Long Story Short: Inmate deaths raise questions about temperatures in Oklahoma prisons

During the early morning count on Saturday, Aug. 26, state corrections officers found Vincent Willis dead in his cell at the Dick Conner Correctional Center in Hominy.

The 59-year-old prisoner died overnight in his sleep, according to an offender death report obtained through the Oklahoma Open Records Act.

Another older prisoner in the same housing unit died two days earlier.

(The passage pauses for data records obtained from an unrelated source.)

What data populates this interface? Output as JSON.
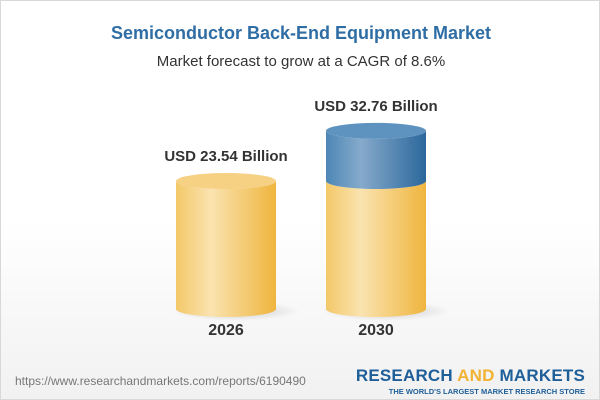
{
  "title": "Semiconductor Back-End Equipment Market",
  "subtitle": "Market forecast to grow at a CAGR of 8.6%",
  "chart_data": {
    "type": "bar",
    "style": "3d-cylinder",
    "categories": [
      "2026",
      "2030"
    ],
    "values": [
      23.54,
      32.76
    ],
    "data_labels": [
      "USD 23.54 Billion",
      "USD 32.76 Billion"
    ],
    "unit": "USD Billion",
    "colors": {
      "base": "#f2c15a",
      "growth": "#3f7eb0"
    }
  },
  "footer": {
    "url": "https://www.researchandmarkets.com/reports/6190490",
    "logo_part1": "RESEARCH ",
    "logo_part2": "AND",
    "logo_part3": " MARKETS",
    "tagline": "THE WORLD'S LARGEST MARKET RESEARCH STORE"
  }
}
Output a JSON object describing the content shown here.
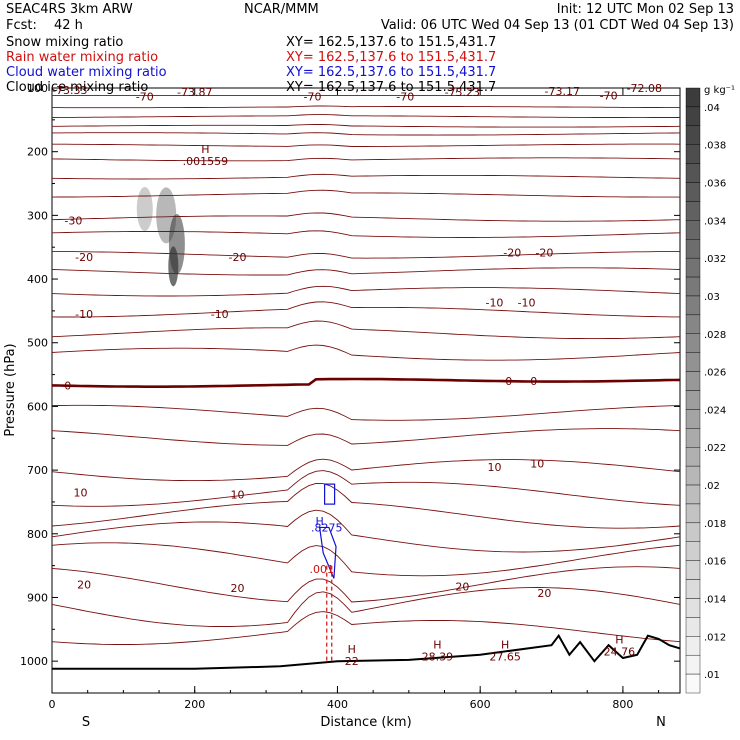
{
  "header": {
    "model": "SEAC4RS  3km ARW",
    "center": "NCAR/MMM",
    "init": "Init: 12 UTC Mon 02 Sep 13",
    "fcst_label": "Fcst:",
    "fcst_value": "42 h",
    "valid": "Valid: 06 UTC Wed 04 Sep 13 (01 CDT Wed 04 Sep 13)"
  },
  "fields": [
    {
      "name": "Snow mixing ratio",
      "xy": "XY= 162.5,137.6 to 151.5,431.7",
      "color": "#000000"
    },
    {
      "name": "Rain water mixing ratio",
      "xy": "XY= 162.5,137.6 to 151.5,431.7",
      "color": "#d01010"
    },
    {
      "name": "Cloud water mixing ratio",
      "xy": "XY= 162.5,137.6 to 151.5,431.7",
      "color": "#1010d0"
    },
    {
      "name": "Cloud ice mixing ratio",
      "xy": "XY= 162.5,137.6 to 151.5,431.7",
      "color": "#000000"
    }
  ],
  "colorbar": {
    "unit": "g kg⁻¹",
    "labels": [
      ".04",
      ".038",
      ".036",
      ".034",
      ".032",
      ".03",
      ".028",
      ".026",
      ".024",
      ".022",
      ".02",
      ".018",
      ".016",
      ".014",
      ".012",
      ".01"
    ]
  },
  "chart_data": {
    "type": "contour",
    "xlabel": "Distance (km)",
    "ylabel": "Pressure (hPa)",
    "xlim": [
      0,
      880
    ],
    "ylim": [
      1050,
      100
    ],
    "x_ticks": [
      0,
      200,
      400,
      600,
      800
    ],
    "x_tick_labels": [
      "0",
      "200",
      "400",
      "600",
      "800"
    ],
    "y_ticks": [
      100,
      200,
      300,
      400,
      500,
      600,
      700,
      800,
      900,
      1000
    ],
    "y_tick_labels": [
      "100",
      "200",
      "300",
      "400",
      "500",
      "600",
      "700",
      "800",
      "900",
      "1000"
    ],
    "left_end": "S",
    "right_end": "N",
    "temperature_contour_labels": [
      {
        "text": "-73.33",
        "x": 25,
        "p": 103
      },
      {
        "text": "-70",
        "x": 130,
        "p": 113
      },
      {
        "text": "-73.87",
        "x": 200,
        "p": 106
      },
      {
        "text": "-70",
        "x": 365,
        "p": 113
      },
      {
        "text": "-70",
        "x": 495,
        "p": 113
      },
      {
        "text": "-73.23",
        "x": 575,
        "p": 106
      },
      {
        "text": "-73.17",
        "x": 715,
        "p": 105
      },
      {
        "text": "-70",
        "x": 780,
        "p": 112
      },
      {
        "text": "-72.08",
        "x": 830,
        "p": 100
      },
      {
        "text": "-30",
        "x": 30,
        "p": 308
      },
      {
        "text": "-20",
        "x": 45,
        "p": 365
      },
      {
        "text": "-20",
        "x": 260,
        "p": 365
      },
      {
        "text": "-20",
        "x": 645,
        "p": 358
      },
      {
        "text": "-20",
        "x": 690,
        "p": 358
      },
      {
        "text": "-10",
        "x": 45,
        "p": 455
      },
      {
        "text": "-10",
        "x": 235,
        "p": 455
      },
      {
        "text": "-10",
        "x": 620,
        "p": 437
      },
      {
        "text": "-10",
        "x": 665,
        "p": 437
      },
      {
        "text": "0",
        "x": 22,
        "p": 567
      },
      {
        "text": "0",
        "x": 640,
        "p": 560
      },
      {
        "text": "0",
        "x": 675,
        "p": 560
      },
      {
        "text": "10",
        "x": 40,
        "p": 735
      },
      {
        "text": "10",
        "x": 260,
        "p": 738
      },
      {
        "text": "10",
        "x": 620,
        "p": 695
      },
      {
        "text": "10",
        "x": 680,
        "p": 690
      },
      {
        "text": "20",
        "x": 45,
        "p": 880
      },
      {
        "text": "20",
        "x": 260,
        "p": 885
      },
      {
        "text": "20",
        "x": 575,
        "p": 883
      },
      {
        "text": "20",
        "x": 690,
        "p": 893
      }
    ],
    "highs": [
      {
        "label": "H",
        "value": ".001559",
        "x": 215,
        "p": 215
      },
      {
        "label": "H",
        "value": "22",
        "x": 420,
        "p": 1000
      },
      {
        "label": "H",
        "value": "28.39",
        "x": 540,
        "p": 993
      },
      {
        "label": "H",
        "value": "27.65",
        "x": 635,
        "p": 993
      },
      {
        "label": "H",
        "value": "24.76",
        "x": 795,
        "p": 985
      }
    ],
    "cloud_water_labels": [
      {
        "text": "H",
        "x": 375,
        "p": 780
      },
      {
        "text": ".8275",
        "x": 385,
        "p": 790
      }
    ],
    "rain_labels": [
      {
        "text": ".001",
        "x": 378,
        "p": 855
      }
    ]
  }
}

Jimmy Lanford, a 63-year-old man serving a life sentence for a first-degree murder in Osage County, was taken to a Tulsa hospital on Aug. 17. He died a week later.

The two men died as an unrelenting heat wave gripped the southern U.S. From August 20-26, the Tulsa International Airport Station reported an average high of 100, with temperatures early in the week as high as 104. The Tulsa airport is about 50 miles southeast of Dick Conner.

Corrections department spokesperson Kay Thompson said the men were in poor health and prison medical staff do not suspect heat played a role in the deaths. She said Dick Conner and other facilities that lack air conditioning use portable chillers and fans to keep temperatures down during heat waves. Prisoners receive unlimited access to water and ice and staff regularly gauge indoor temperatures during count times.

As Oklahoma Watch’s Keaton Ross reports in this week’s Long Story Short, prisoner advocates argue the deaths highlight a need for universal air conditioning within Oklahoma’s correctional system.